Könnte dieser Film für einen Schauspieler, dem man wegen seines arglosen Lächelns …

Ha!

… lange Zeit nur nette Figuren zugebilligt hat, so gesehen ein Türöffner in ein breiteres Rollenspektrum sein?

Wer weiß? Wobei ich witzigerweise gerade noch ein weiteres Projekt habe, bei dem die Rolle noch viel, viel ambivalenter ist, das ist echt ein richtiger Bösewicht, ich war selbst überrascht, mit dem Lächeln so eine Chance zu bekommen.

Könnte es da einen Dominoeffekt geben?

Kommt drauf an, wie Betonrausch beim Publikum ankommt. Und da haben wir angesichts der Corona-Krise großes Glück gehabt, dass er auf Netflix läuft. Wir alle hoffen, dass die Kinos bald wieder öffnen, aber bis dahin helfen uns Streamingdienste enorm durch die schwere Zeit. Denn seien wir ehrlich: zusammen mit den Synchronfassungen wird dieser Film vermutlich von mehr Menschen gesehen als die meisten meiner Kinofilme zusammen.

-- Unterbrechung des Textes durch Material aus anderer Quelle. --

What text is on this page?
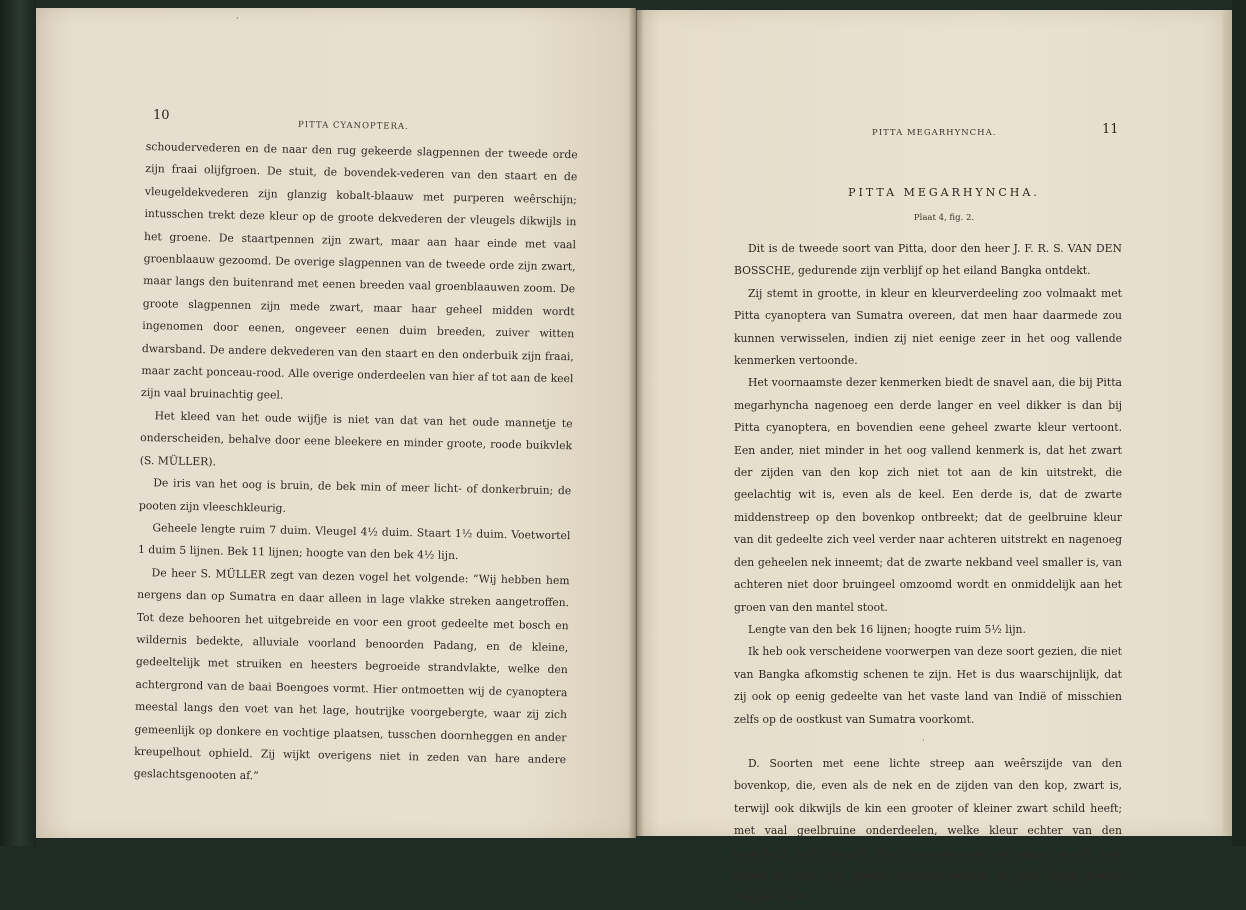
10
PITTA CYANOPTERA.
·

schoudervederen en de naar den rug gekeerde slagpennen der tweede orde zijn fraai olijfgroen. De stuit, de bovendek-vederen van den staart en de vleugeldekvederen zijn glanzig kobalt-blaauw met purperen weêrschijn; intusschen trekt deze kleur op de groote dekvederen der vleugels dikwijls in het groene. De staartpennen zijn zwart, maar aan haar einde met vaal groenblaauw gezoomd. De overige slagpennen van de tweede orde zijn zwart, maar langs den buitenrand met eenen breeden vaal groenblaauwen zoom. De groote slagpennen zijn mede zwart, maar haar geheel midden wordt ingenomen door eenen, ongeveer eenen duim breeden, zuiver witten dwarsband. De andere dekvederen van den staart en den onderbuik zijn fraai, maar zacht ponceau-rood. Alle overige onderdeelen van hier af tot aan de keel zijn vaal bruinachtig geel.

Het kleed van het oude wijfje is niet van dat van het oude mannetje te onderscheiden, behalve door eene bleekere en minder groote, roode buikvlek (S. MÜLLER).

De iris van het oog is bruin, de bek min of meer licht- of donkerbruin; de pooten zijn vleeschkleurig.

Geheele lengte ruim 7 duim. Vleugel 4½ duim. Staart 1½ duim. Voetwortel 1 duim 5 lijnen. Bek 11 lijnen; hoogte van den bek 4½ lijn.

De heer S. MÜLLER zegt van dezen vogel het volgende: “Wij hebben hem nergens dan op Sumatra en daar alleen in lage vlakke streken aangetroffen. Tot deze behooren het uitgebreide en voor een groot gedeelte met bosch en wildernis bedekte, alluviale voorland benoorden Padang, en de kleine, gedeeltelijk met struiken en heesters begroeide strandvlakte, welke den achtergrond van de baai Boengoes vormt. Hier ontmoetten wij de cyanoptera meestal langs den voet van het lage, houtrijke voorgebergte, waar zij zich gemeenlijk op donkere en vochtige plaatsen, tusschen doornheggen en ander kreupelhout ophield. Zij wijkt overigens niet in zeden van hare andere geslachtsgenooten af.”

PITTA MEGARHYNCHA.	11
PITTA MEGARHYNCHA.
Plaat 4, fig. 2.

Dit is de tweede soort van Pitta, door den heer J. F. R. S. VAN DEN BOSSCHE, gedurende zijn verblijf op het eiland Bangka ontdekt.

Zij stemt in grootte, in kleur en kleurverdeeling zoo volmaakt met Pitta cyanoptera van Sumatra overeen, dat men haar daarmede zou kunnen verwisselen, indien zij niet eenige zeer in het oog vallende kenmerken vertoonde.

Het voornaamste dezer kenmerken biedt de snavel aan, die bij Pitta megarhyncha nagenoeg een derde langer en veel dikker is dan bij Pitta cyanoptera, en bovendien eene geheel zwarte kleur vertoont. Een ander, niet minder in het oog vallend kenmerk is, dat het zwart der zijden van den kop zich niet tot aan de kin uitstrekt, die geelachtig wit is, even als de keel. Een derde is, dat de zwarte middenstreep op den bovenkop ontbreekt; dat de geelbruine kleur van dit gedeelte zich veel verder naar achteren uitstrekt en nagenoeg den geheelen nek inneemt; dat de zwarte nekband veel smaller is, van achteren niet door bruingeel omzoomd wordt en onmiddelijk aan het groen van den mantel stoot.

Lengte van den bek 16 lijnen; hoogte ruim 5½ lijn.

Ik heb ook verscheidene voorwerpen van deze soort gezien, die niet van Bangka afkomstig schenen te zijn. Het is dus waarschijnlijk, dat zij ook op eenig gedeelte van het vaste land van Indië of misschien zelfs op de oostkust van Sumatra voorkomt.

D. Soorten met eene lichte streep aan weêrszijde van den bovenkop, die, even als de nek en de zijden van den kop, zwart is, terwijl ook dikwijls de kin een grooter of kleiner zwart schild heeft; met vaal geelbruine onderdeelen, welke kleur echter van den onderbuik achterwaarts door ponceau-rood vervangen wordt; met eenen groenen rug, groene schoudervederen en gedeeltelijk groene vleugels; met

·
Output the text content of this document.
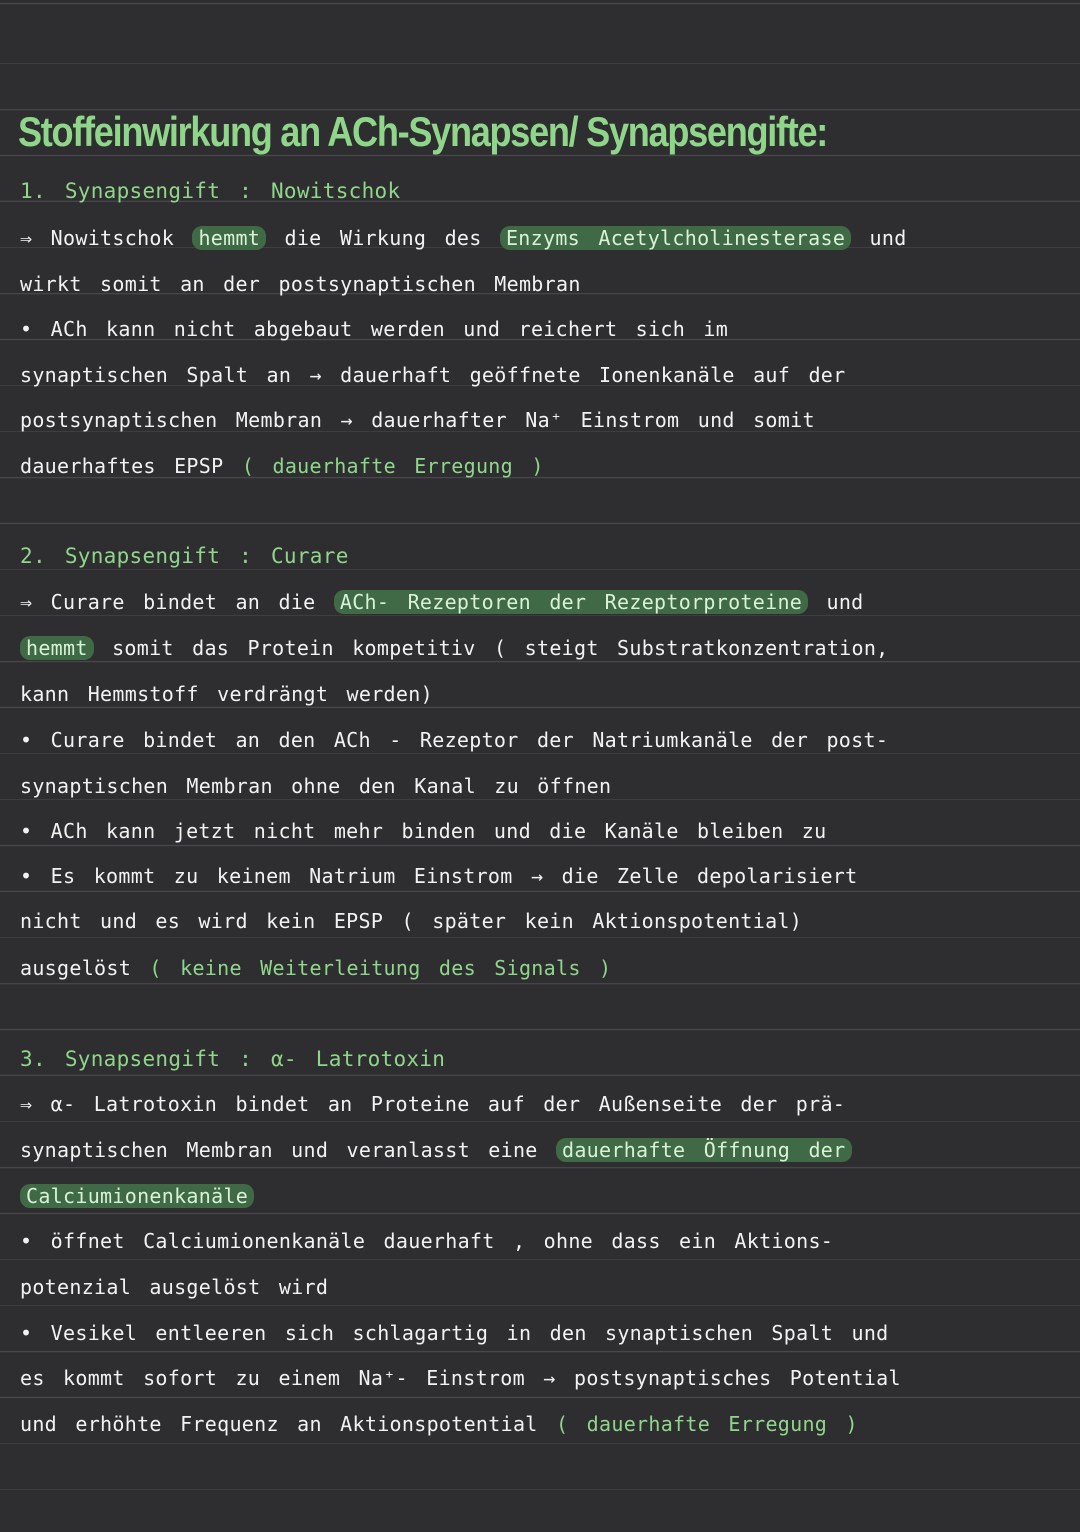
Stoffeinwirkung an ACh-Synapsen/ Synapsengifte:
1. Synapsengift : Nowitschok
⇒ Nowitschok hemmt die Wirkung des Enzyms Acetylcholinesterase und
wirkt somit an der postsynaptischen Membran
• ACh kann nicht abgebaut werden und reichert sich im
synaptischen Spalt an → dauerhaft geöffnete Ionenkanäle auf der
postsynaptischen Membran → dauerhafter Na⁺ Einstrom und somit
dauerhaftes EPSP ( dauerhafte Erregung )
2. Synapsengift : Curare
⇒ Curare bindet an die ACh- Rezeptoren der Rezeptorproteine und
hemmt somit das Protein kompetitiv ( steigt Substratkonzentration,
kann Hemmstoff verdrängt werden)
• Curare bindet an den ACh - Rezeptor der Natriumkanäle der post-
synaptischen Membran ohne den Kanal zu öffnen
• ACh kann jetzt nicht mehr binden und die Kanäle bleiben zu
• Es kommt zu keinem Natrium Einstrom → die Zelle depolarisiert
nicht und es wird kein EPSP ( später kein Aktionspotential)
ausgelöst ( keine Weiterleitung des Signals )
3. Synapsengift : α- Latrotoxin
⇒ α- Latrotoxin bindet an Proteine auf der Außenseite der prä-
synaptischen Membran und veranlasst eine dauerhafte Öffnung der
Calciumionenkanäle
• öffnet Calciumionenkanäle dauerhaft , ohne dass ein Aktions-
potenzial ausgelöst wird
• Vesikel entleeren sich schlagartig in den synaptischen Spalt und
es kommt sofort zu einem Na⁺- Einstrom → postsynaptisches Potential
und erhöhte Frequenz an Aktionspotential ( dauerhafte Erregung )
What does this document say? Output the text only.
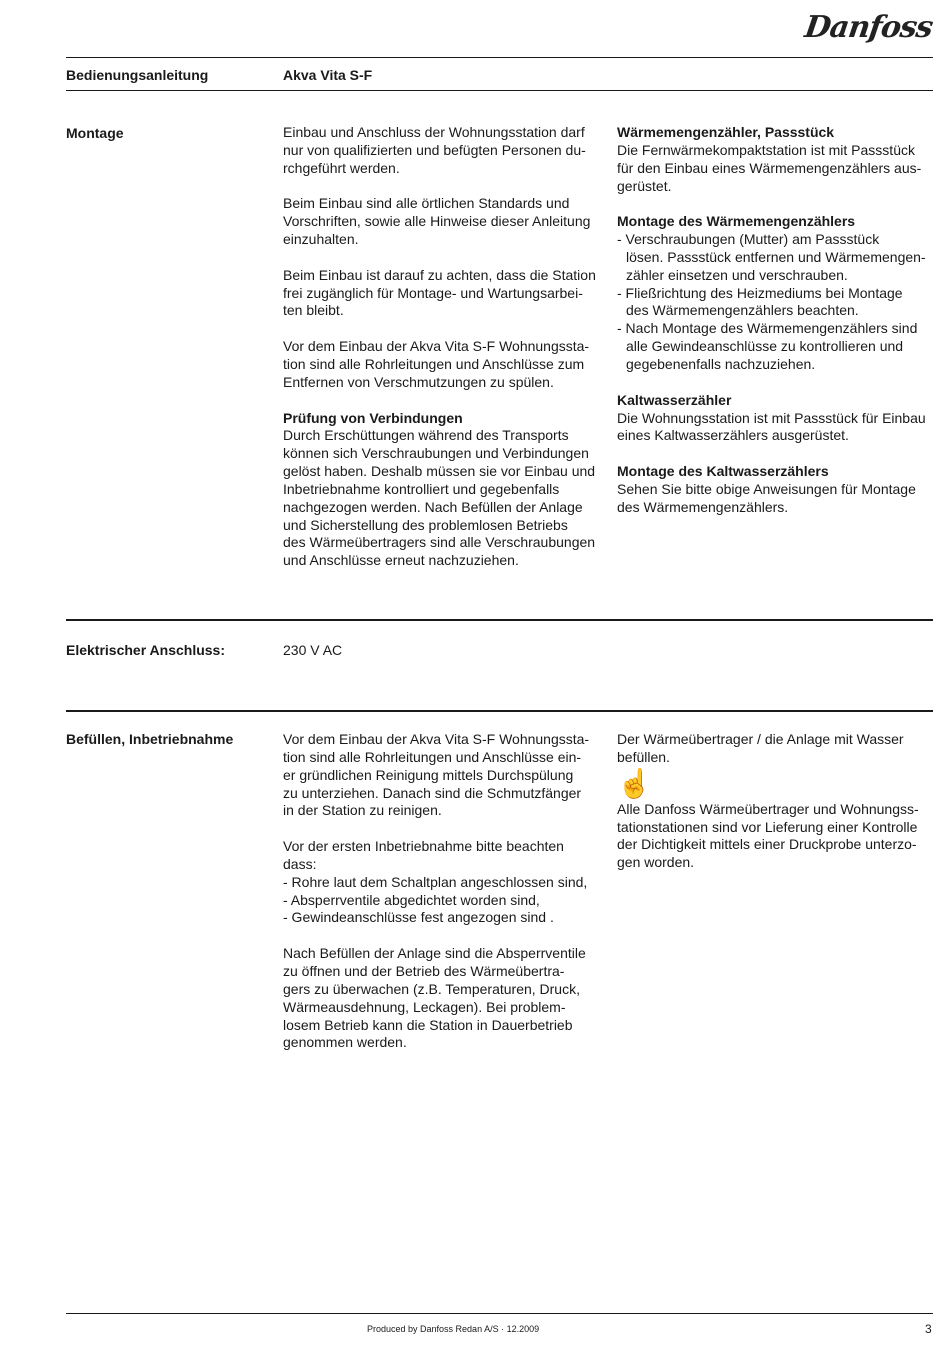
Danfoss
Bedienungsanleitung	Akva Vita S-F
Montage	Einbau und Anschluss der Wohnungsstation darf

nur von qualifizierten und befügten Personen du-

rchgeführt werden.

Beim Einbau sind alle örtlichen Standards und

Vorschriften, sowie alle Hinweise dieser Anleitung

einzuhalten.

Beim Einbau ist darauf zu achten, dass die Station

frei zugänglich für Montage- und Wartungsarbei-

ten bleibt.

Vor dem Einbau der Akva Vita S-F Wohnungssta-

tion sind alle Rohrleitungen und Anschlüsse zum

Entfernen von Verschmutzungen zu spülen.

Prüfung von Verbindungen

Durch Erschüttungen während des Transports

können sich Verschraubungen und Verbindungen

gelöst haben. Deshalb müssen sie vor Einbau und

Inbetriebnahme kontrolliert und gegebenfalls

nachgezogen werden. Nach Befüllen der Anlage

und Sicherstellung des problemlosen Betriebs

des Wärmeübertragers sind alle Verschraubungen

und Anschlüsse erneut nachzuziehen.

Wärmemengenzähler, Passstück

Die Fernwärmekompaktstation ist mit Passstück

für den Einbau eines Wärmemengenzählers aus-

gerüstet.

Montage des Wärmemengenzählers

- Verschraubungen (Mutter) am Passstück

lösen. Passstück entfernen und Wärmemengen-

zähler einsetzen und verschrauben.

- Fließrichtung des Heizmediums bei Montage

des Wärmemengenzählers beachten.

- Nach Montage des Wärmemengenzählers sind

alle Gewindeanschlüsse zu kontrollieren und

gegebenenfalls nachzuziehen.

Kaltwasserzähler

Die Wohnungsstation ist mit Passstück für Einbau

eines Kaltwasserzählers ausgerüstet.

Montage des Kaltwasserzählers

Sehen Sie bitte obige Anweisungen für Montage

des Wärmemengenzählers.

Elektrischer Anschluss:	230 V AC
Befüllen, Inbetriebnahme	Vor dem Einbau der Akva Vita S-F Wohnungssta-

tion sind alle Rohrleitungen und Anschlüsse ein-

er gründlichen Reinigung mittels Durchspülung

zu unterziehen. Danach sind die Schmutzfänger

in der Station zu reinigen.

Vor der ersten Inbetriebnahme bitte beachten

dass:

- Rohre laut dem Schaltplan angeschlossen sind,

- Absperrventile abgedichtet worden sind,

- Gewindeanschlüsse fest angezogen sind .

Nach Befüllen der Anlage sind die Absperrventile

zu öffnen und der Betrieb des Wärmeübertra-

gers zu überwachen (z.B. Temperaturen, Druck,

Wärmeausdehnung, Leckagen). Bei problem-

losem Betrieb kann die Station in Dauerbetrieb

genommen werden.

Der Wärmeübertrager / die Anlage mit Wasser

befüllen.

☝

Alle Danfoss Wärmeübertrager und Wohnungss-

tationstationen sind vor Lieferung einer Kontrolle

der Dichtigkeit mittels einer Druckprobe unterzo-

gen worden.

Produced by Danfoss Redan A/S · 12.2009	3
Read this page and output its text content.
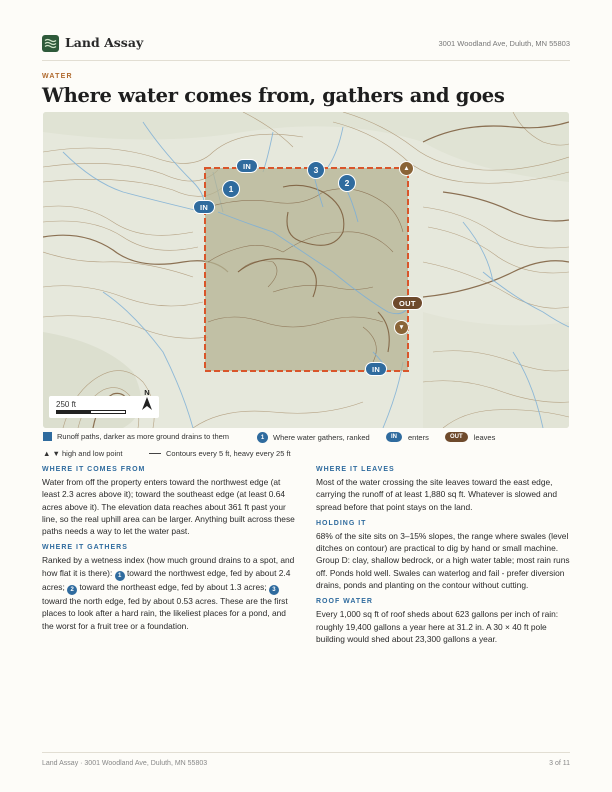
Land Assay	3001 Woodland Ave, Duluth, MN 55803
WATER
Where water comes from, gathers and goes
IN
IN
IN
1
2
3
OUT
▲
▼
250 ft
N
Runoff paths, darker as more ground drains to them	1	Where water gathers, ranked	IN	enters	OUT	leaves
▲ ▼ high and low point	Contours every 5 ft, heavy every 25 ft
WHERE IT COMES FROM

Water from off the property enters toward the northwest edge (at least 2.3 acres above it); toward the southeast edge (at least 0.64 acres above it). The elevation data reaches about 361 ft past your line, so the real uphill area can be larger. Anything built across these paths needs a way to let the water past.

WHERE IT GATHERS

Ranked by a wetness index (how much ground drains to a spot, and how flat it is there): 1 toward the northwest edge, fed by about 2.4 acres; 2 toward the northeast edge, fed by about 1.3 acres; 3 toward the north edge, fed by about 0.53 acres. These are the first places to look after a hard rain, the likeliest places for a pond, and the worst for a fruit tree or a foundation.

WHERE IT LEAVES

Most of the water crossing the site leaves toward the east edge, carrying the runoff of at least 1,880 sq ft. Whatever is slowed and spread before that point stays on the land.

HOLDING IT

68% of the site sits on 3–15% slopes, the range where swales (level ditches on contour) are practical to dig by hand or small machine. Group D: clay, shallow bedrock, or a high water table; most rain runs off. Ponds hold well. Swales can waterlog and fail - prefer diversion drains, ponds and planting on the contour without cutting.

ROOF WATER

Every 1,000 sq ft of roof sheds about 623 gallons per inch of rain: roughly 19,400 gallons a year here at 31.2 in. A 30 × 40 ft pole building would shed about 23,300 gallons a year.

Land Assay · 3001 Woodland Ave, Duluth, MN 55803	3 of 11
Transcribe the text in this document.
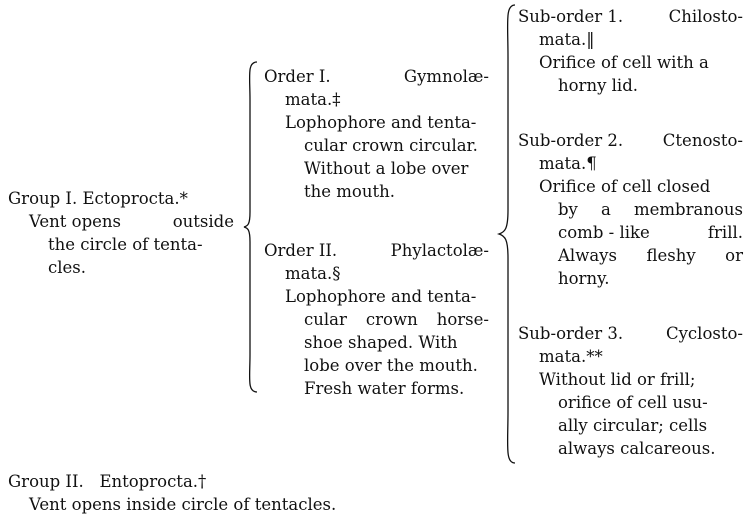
Group I. Ectoprocta.*
Vent opens	outside
the circle of tenta-
cles.
Order I.	Gymnolæ-
mata.‡
Lophophore and tenta-
cular crown circular.
Without a lobe over
the mouth.
Order II.	Phylactolæ-
mata.§
Lophophore and tenta-
cular crown horse-
shoe shaped. With
lobe over the mouth.
Fresh water forms.
Sub-order 1.	Chilosto-
mata.‖
Orifice of cell with a
horny lid.
Sub-order 2. Ctenosto-
mata.¶
Orifice of cell closed
by a membranous
comb - like	frill.
Always fleshy or
horny.
Sub-order 3.	Cyclosto-
mata.**
Without lid or frill;
orifice of cell usu-
ally circular; cells
always calcareous.
Group II.   Entoprocta.†
Vent opens inside circle of tentacles.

Kein hoffnungsfrohes Argument für den Fortbestand des Mediums Kino…

Das stimmt leider, ja. Ist aber unabhängig von der Corona-Krise geschehen.

Was bedeutet die für Sie beruflich gerade?

Ich musste einen Dreh nach etwa einem Drittel unterbrechen, aber es wird mit Sicherheit weitergehen.

Und privat sitzen Sie zuhause in Berlin und warten auf die Lockerung des Lockdowns?

Zuhause ja, aber in Hamburg. Dort bin ich vor kurzem hingezogen und warte auf bessere Zeiten. Aber ehrlich: Ich als Schauspieler bin das Warten gewohnt. Das ist kein Vergleich zu Menschen, deren ganze Existenz auf dem Spiel steht. Und gerade ein Film wie Betonrausch zeigt, dass die Krise abgesehen von der gesundheitlichen und finanziellen Katastrophe uns auch etwas anderes zeigen kann. Ich glaube, in unserer überhitzten Zeit tut es vielen gut, mal die Stopp-Taste zu drücken und kurz wieder zur Besinnung zu kommen.

Wenn wieder Play gedrückt wird, entstehen vom RTL-Thriller über die Jagd nach dem Antivirus bis zur Arte-Serie über die Krise der Clubkultur sicher Hunderte von Pandemie-Fiktionen. In welcher würden Sie da gern mitmachen?

Spontan würde es mich wahrscheinlich reizen, einen Mann zu spielen, der in der Quarantäne wahnsinnig wird. Davon gibt es vermutlich grad viele.